Dan, kini Dokter sudah memperbolehkan Aru untuk pulang. Kata Dokter kondisi tubuhnya berangsur pulih. Aru tak lagi demam ataupun masuk angin. Cukup istirahat di rumah, maka Aru dikatakan pulih total keesokan harinya.

Tak hanya Karin, Ronald yang mendapat kabar baik itu pun kesenangan bukan main. Membutuhkan tenaga ekstra bagi Ronald untuk pulang balik café-rumah sakit.

Saat sang Dokter sudah keluar ruangan, buru-buru Karin memeluk tubuh mungil putranya. Aru juga tampak bahagia. Ia sungguh bosan berada di ruangan serba putih tersebut. Belum lagi bau obat-obatan yang terkadang membuat kepala pusing. Selain itu, tak dapat dipungkiri jika Aru sangat merindukan Isha. Adik sekaligus kembarannya yang bermulut remes.

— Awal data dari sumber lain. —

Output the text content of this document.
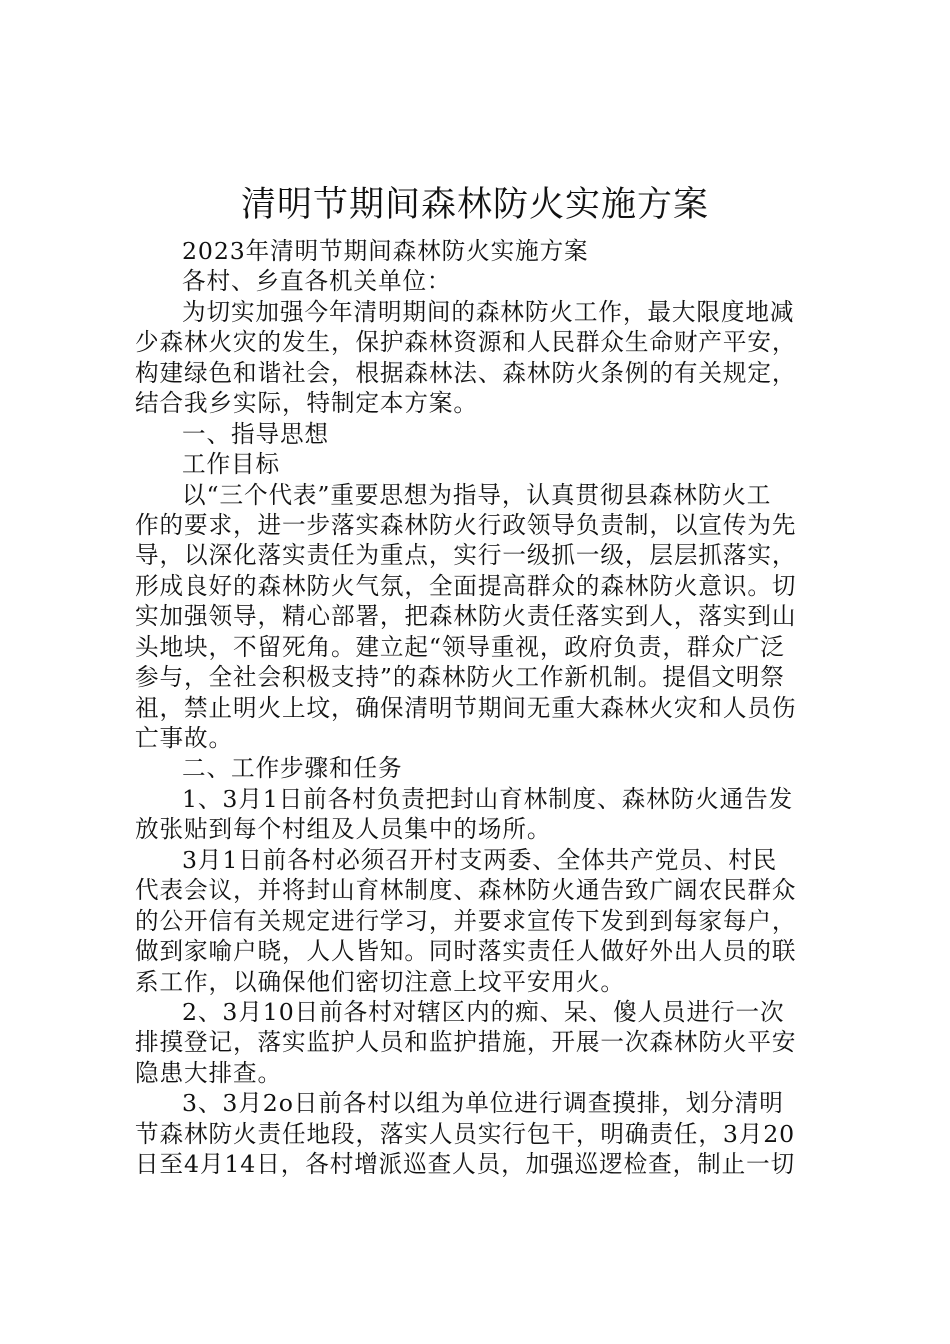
清明节期间森林防火实施方案
2023年清明节期间森林防火实施方案
各村、乡直各机关单位：
为切实加强今年清明期间的森林防火工作，最大限度地减
少森林火灾的发生，保护森林资源和人民群众生命财产平安，
构建绿色和谐社会，根据森林法、森林防火条例的有关规定，
结合我乡实际，特制定本方案。
一、指导思想
工作目标
以“三个代表”重要思想为指导，认真贯彻县森林防火工
作的要求，进一步落实森林防火行政领导负责制，以宣传为先
导，以深化落实责任为重点，实行一级抓一级，层层抓落实，
形成良好的森林防火气氛，全面提高群众的森林防火意识。切
实加强领导，精心部署，把森林防火责任落实到人，落实到山
头地块，不留死角。建立起“领导重视，政府负责，群众广泛
参与，全社会积极支持”的森林防火工作新机制。提倡文明祭
祖，禁止明火上坟，确保清明节期间无重大森林火灾和人员伤
亡事故。
二、工作步骤和任务
1、3月1日前各村负责把封山育林制度、森林防火通告发
放张贴到每个村组及人员集中的场所。
3月1日前各村必须召开村支两委、全体共产党员、村民
代表会议，并将封山育林制度、森林防火通告致广阔农民群众
的公开信有关规定进行学习，并要求宣传下发到到每家每户，
做到家喻户晓，人人皆知。同时落实责任人做好外出人员的联
系工作，以确保他们密切注意上坟平安用火。
2、3月10日前各村对辖区内的痴、呆、傻人员进行一次
排摸登记，落实监护人员和监护措施，开展一次森林防火平安
隐患大排查。
3、3月2o日前各村以组为单位进行调查摸排，划分清明
节森林防火责任地段，落实人员实行包干，明确责任，3月20
日至4月14日，各村增派巡查人员，加强巡逻检查，制止一切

"Ayo, Mommy. Tita pulang cekalang," seru Aru kegirangan.

Ronald membantu Karin menyusun barang-barang mereka selama berada di rumah sakit. Mungkin ke depannya, Ronald tak akan mau membawa putranya berendam di air mana pun. Ia trauma melihat Aru yang saban malam meringis menahan panas di badan.

Setelah semuanya beres, keluarga Ronald membelah keramaian Kota menggunakan mobil mereka. Aru banyak mengisahkan betapa lelahnya ia menanggung sakit. Tak lepas anak itu dari dekapan Karin. Kasih sayang seorang ibu sangatlah nyata.

Tak butuh waktu lama, keluarga Ronald sudah sampai di kediaman mereka. Sebuah tempat yang sangat dirindukan oleh Aru. Bocah cilik itu berlari menuju daun pintu. Ia menggedor benda persegi panjang tersebut dengan keras.

Dor dor dor!

Dor dor dor!

"Ayo, buta pintuna. Alu udah pulang nih," teriaknya seraya memukul pintu berulang kali.

"Sayang. Jangan keras-keras, Nak,"

Karin datang dengan membawa barang-barang mereka. Sedangkan Ronald memilih untuk memarkirkan mobil di garasi. Karin mengambil alih pintu tersebut. Ia memencet bel yang tak dapat digapai oleh Aru.

Ting nong ting nong…

Tak lama kemudian, tampak kepala seorang wanita muda melongo dari balik pintu yang terbuka. Melihat siapa yang datang, membuat kedua sisi bibirnya tertarik. Ia bersorak, kemudian memeluk tubuh kecil Aru.

"Halo, Sayang. Kau tidak berkabar kalau pulang hari ini," ucap sang baby sitter. Wanita yang merawat si kembar kala kedua orang tuanya bekerja.

"Alu, udah pulang? Hole. Alu udah pulang." Suara cempreng itu melaung. Suara yang hadir bersamaan dengan bocah perempuan yang usianya sepantaran dengan Aru. Siapa lagi kalau bukan Isha. Gadis cilik itu meninggalkan mainannya karena mendengar suara kembarannya.

"Ayo, Alu. Temani aku belmain." Isha merebut paksa kakaknya dari dekapan baby sitter.